Die beklagte Partei ist schuldig, der klagenden Partei die mit EUR 336,82 (darin EUR 56,14 USt) bestimmten Kosten des Rekursverfahrens binnen 14 Tagen zu ersetzen.
Der Revisionsrekurs ist jedenfalls unzulässig.
begründung:
Text
Der Kläger nahm von 30. Jänner 2020 bis 9. Februar 2024 an von der Beklagten auf deren Website ** angebotenen Online-Spielen teil.
Mit seiner am 11. März 2024 eingebrachten Stufenklage begehrte der Kläger gestützt auf die Nichtigkeit der Glücksspielverträge infolge eines Verstoßes gegen das österreichische Glücksspielmonopol, die Beklagte zur Rechnungslegung über alle auf seinen Spielerkonten erfolgten Ein- und Auszahlungen zu verpflichten und diese weiters schuldig zu erkennen, dem Kläger den sich aus der Rechnungslegung ergebenden Glücksspielverlust samt 4 % Zinsen ab dem der letzten Transaktion folgenden Tag zu zahlen, wobei die ziffernmäßige Festsetzung des Zahlungsbegehrens bis zur erfolgten Rechnungslegung vorbehalten bleibe.
Mit ihrer Klagebeantwortung legte die Beklagte die Transaktionslisten vor (Beilage ./1) und erwiderte, mangels eines vorprozessualen Aufforderungsschreibens werde die „kostenpflichtige Abweisung des Rechnungslegungsbegehrens iSd § 45 ZPO“ begehrt. Ferner beantragte die beklagte Partei auch die Abweisung des Leistungsbegehrens mit dem Vorbringen, wegen Inkohärenz des österreichischen Glücksspielmonopols müsse dieses unangewendet bleiben. Da die Beklagte über eine Glücksspiellizenz aus einem EU-Mietgliedstaat verfüge, sei das von ihr angebotene Glücksspiel zulässig.
Mit dem am 23. April 2024 eingebrachten vorbereiteten Schriftsatz (ON 5) schränkte der Kläger sein Rechnungslegungsbegehren auf Kosten ein, weil die Beklagte die verlangten Informationen zwischenzeitlich übermittelt habe, und bezifferte sein Leistungsbegehren mit EUR 3.763,32 samt 4 % Zinsen seit 10. Februar 2024.
In ihrer daraufhin eingebrachten Replik insistierte die beklagte Partei darauf, das Rechnungslegungsbegehren nicht veranlasst zu haben, sodass ihr diesbezüglich ein Kostenersatz gemäß § 45 ZPO zustehe.
In der vorbereitenden Tagsatzung stellte die Beklagte das Leistungsbegehren der Höhe nach außer Streit.
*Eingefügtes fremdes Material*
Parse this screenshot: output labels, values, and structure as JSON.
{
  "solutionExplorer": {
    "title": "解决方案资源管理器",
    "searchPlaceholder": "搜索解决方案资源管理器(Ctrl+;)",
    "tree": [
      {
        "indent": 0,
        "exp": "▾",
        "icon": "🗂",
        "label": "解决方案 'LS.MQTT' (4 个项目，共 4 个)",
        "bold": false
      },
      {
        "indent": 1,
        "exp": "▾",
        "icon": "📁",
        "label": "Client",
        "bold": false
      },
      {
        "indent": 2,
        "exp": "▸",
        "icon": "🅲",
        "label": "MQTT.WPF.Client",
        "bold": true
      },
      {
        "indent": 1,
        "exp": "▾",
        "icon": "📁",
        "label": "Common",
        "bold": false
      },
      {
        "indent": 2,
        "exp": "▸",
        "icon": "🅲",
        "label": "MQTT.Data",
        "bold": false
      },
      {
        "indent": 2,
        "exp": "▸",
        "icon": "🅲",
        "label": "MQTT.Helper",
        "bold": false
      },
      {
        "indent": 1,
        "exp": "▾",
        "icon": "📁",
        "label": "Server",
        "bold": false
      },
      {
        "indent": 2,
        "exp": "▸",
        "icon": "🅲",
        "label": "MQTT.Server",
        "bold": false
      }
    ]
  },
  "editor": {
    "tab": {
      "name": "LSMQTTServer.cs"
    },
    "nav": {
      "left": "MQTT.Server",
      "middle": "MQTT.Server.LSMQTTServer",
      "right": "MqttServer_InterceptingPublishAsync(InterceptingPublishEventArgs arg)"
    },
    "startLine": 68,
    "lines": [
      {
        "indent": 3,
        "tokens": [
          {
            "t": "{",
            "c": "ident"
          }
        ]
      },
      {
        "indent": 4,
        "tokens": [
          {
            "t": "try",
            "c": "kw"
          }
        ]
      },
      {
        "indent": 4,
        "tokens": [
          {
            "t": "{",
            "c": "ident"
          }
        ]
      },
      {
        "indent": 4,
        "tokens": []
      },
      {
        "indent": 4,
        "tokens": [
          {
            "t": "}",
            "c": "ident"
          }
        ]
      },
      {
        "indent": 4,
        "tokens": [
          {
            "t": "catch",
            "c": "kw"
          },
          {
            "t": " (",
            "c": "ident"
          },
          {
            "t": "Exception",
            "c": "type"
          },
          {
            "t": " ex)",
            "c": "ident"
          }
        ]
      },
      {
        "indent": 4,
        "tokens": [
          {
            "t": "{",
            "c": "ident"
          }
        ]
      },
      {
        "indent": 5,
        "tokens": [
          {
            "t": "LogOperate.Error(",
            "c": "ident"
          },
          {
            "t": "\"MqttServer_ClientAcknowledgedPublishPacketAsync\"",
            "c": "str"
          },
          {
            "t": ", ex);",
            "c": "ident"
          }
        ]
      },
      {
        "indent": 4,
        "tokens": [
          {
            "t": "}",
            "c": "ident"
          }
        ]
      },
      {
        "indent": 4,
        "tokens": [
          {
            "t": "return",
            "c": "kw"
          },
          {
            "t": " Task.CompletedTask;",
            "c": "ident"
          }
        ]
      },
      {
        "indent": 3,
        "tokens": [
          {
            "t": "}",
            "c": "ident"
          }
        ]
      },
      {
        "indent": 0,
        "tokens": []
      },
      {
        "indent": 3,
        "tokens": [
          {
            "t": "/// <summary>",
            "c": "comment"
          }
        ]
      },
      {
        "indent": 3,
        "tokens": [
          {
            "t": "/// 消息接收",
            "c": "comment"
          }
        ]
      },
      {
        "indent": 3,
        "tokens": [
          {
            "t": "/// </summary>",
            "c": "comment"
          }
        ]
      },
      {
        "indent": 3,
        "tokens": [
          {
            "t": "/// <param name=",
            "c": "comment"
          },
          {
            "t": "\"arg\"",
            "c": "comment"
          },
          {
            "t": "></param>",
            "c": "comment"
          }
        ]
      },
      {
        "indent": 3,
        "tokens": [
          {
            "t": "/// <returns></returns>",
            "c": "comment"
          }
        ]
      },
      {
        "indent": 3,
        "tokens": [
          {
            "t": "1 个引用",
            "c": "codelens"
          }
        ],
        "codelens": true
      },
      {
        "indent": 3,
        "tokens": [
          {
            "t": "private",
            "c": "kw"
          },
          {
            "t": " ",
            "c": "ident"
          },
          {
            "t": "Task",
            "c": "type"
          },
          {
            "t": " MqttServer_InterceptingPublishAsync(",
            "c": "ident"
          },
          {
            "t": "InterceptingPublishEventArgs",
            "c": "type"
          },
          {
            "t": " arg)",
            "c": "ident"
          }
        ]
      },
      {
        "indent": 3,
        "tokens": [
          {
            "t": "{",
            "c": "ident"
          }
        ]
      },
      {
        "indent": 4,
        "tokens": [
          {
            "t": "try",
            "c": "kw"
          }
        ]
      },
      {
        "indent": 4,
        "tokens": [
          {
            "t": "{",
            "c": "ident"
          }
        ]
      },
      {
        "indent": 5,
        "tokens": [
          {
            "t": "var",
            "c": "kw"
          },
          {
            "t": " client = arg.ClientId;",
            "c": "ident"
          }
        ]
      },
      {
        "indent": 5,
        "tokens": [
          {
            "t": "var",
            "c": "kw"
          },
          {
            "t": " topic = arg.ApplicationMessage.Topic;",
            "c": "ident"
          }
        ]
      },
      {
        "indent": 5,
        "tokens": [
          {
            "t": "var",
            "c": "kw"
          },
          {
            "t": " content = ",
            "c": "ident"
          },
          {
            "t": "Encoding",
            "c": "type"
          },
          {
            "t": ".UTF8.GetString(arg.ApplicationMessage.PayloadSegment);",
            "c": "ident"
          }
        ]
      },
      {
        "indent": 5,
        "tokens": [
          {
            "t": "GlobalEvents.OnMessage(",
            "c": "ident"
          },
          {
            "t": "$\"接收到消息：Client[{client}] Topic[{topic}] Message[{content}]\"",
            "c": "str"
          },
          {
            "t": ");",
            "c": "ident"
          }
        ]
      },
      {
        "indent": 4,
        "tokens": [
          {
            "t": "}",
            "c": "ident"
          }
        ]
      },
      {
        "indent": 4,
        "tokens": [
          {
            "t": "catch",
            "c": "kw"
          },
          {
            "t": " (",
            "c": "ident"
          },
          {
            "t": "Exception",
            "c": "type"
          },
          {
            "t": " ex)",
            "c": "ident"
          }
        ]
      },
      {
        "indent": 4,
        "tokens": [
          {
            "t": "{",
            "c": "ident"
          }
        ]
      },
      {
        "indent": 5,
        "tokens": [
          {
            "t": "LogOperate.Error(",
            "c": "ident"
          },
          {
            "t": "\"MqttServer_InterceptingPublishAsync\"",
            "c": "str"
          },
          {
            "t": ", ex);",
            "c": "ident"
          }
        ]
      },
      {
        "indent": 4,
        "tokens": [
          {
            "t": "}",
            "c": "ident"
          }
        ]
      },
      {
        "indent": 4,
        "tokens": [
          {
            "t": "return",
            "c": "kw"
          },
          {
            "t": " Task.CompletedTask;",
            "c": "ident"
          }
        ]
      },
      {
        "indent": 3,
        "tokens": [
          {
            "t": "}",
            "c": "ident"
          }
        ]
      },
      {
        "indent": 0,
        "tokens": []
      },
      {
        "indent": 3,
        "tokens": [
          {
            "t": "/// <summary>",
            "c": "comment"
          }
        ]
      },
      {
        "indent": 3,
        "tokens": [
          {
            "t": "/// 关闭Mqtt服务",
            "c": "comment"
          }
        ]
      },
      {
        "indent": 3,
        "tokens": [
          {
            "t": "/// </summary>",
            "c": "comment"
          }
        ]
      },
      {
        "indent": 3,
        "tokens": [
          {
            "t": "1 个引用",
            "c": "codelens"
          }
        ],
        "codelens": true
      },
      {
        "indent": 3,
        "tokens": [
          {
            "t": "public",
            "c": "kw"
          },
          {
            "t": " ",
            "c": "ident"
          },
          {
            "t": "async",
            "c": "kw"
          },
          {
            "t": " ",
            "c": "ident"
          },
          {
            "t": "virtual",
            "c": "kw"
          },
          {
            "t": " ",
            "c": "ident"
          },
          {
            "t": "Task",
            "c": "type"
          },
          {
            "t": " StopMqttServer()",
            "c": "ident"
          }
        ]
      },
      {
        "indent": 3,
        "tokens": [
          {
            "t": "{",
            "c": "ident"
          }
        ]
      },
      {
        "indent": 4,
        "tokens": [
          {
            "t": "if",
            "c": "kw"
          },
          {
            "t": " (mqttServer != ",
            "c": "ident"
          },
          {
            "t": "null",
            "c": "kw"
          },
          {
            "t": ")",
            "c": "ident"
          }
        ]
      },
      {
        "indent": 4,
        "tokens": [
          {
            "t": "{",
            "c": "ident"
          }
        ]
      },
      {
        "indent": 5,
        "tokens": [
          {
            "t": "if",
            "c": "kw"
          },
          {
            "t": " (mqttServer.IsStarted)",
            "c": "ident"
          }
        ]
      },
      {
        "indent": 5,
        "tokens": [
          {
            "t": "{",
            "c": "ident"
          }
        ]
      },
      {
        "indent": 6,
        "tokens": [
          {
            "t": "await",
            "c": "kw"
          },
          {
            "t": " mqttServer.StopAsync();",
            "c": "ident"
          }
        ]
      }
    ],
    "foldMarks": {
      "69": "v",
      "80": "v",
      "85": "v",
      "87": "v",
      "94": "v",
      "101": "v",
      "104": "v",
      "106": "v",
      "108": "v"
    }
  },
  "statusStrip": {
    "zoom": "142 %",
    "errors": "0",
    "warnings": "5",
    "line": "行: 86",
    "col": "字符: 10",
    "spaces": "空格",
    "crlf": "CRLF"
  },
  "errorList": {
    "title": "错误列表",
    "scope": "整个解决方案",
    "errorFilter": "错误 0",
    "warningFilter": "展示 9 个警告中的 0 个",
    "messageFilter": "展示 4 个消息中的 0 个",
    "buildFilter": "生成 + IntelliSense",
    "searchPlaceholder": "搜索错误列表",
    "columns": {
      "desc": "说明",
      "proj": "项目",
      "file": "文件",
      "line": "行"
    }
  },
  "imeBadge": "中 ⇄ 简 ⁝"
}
Im Übrigen wurden die Schriftsätze vorgetragen und Urkundenerklärungen abgegeben und sodann die Verhandlung geschlossen.
Mit dem angefochtenen Urteilverpflichtete das Erstgericht die Beklagte, dem Kläger binnen 14 Tagen EUR 3.763,32 samt 4 % Zinsen seit 10. Februar 2024 zu zahlen und die mit EUR 3.003,55 bestimmten Prozesskosten zu ersetzen. Die Kostenentscheidung stützte das Erstgericht auf § 41 Abs 1 ZPO. Der Anwendung des § 45 ZPO für das Rechnungslegungsbegehren stehe entgegen, dass die Beklagte ausdrücklich die Abweisung der Klage beantragt habe. Es bleibe daher kein Raum dafür, die erfolgte Urkundenvorlage als schlüssiges Anerkenntnis zu qualifizieren. Daher seien auch Feststellungen zur Frage, ob eine Aufforderung zur Rechnungslegung ergangen sei, entbehrlich.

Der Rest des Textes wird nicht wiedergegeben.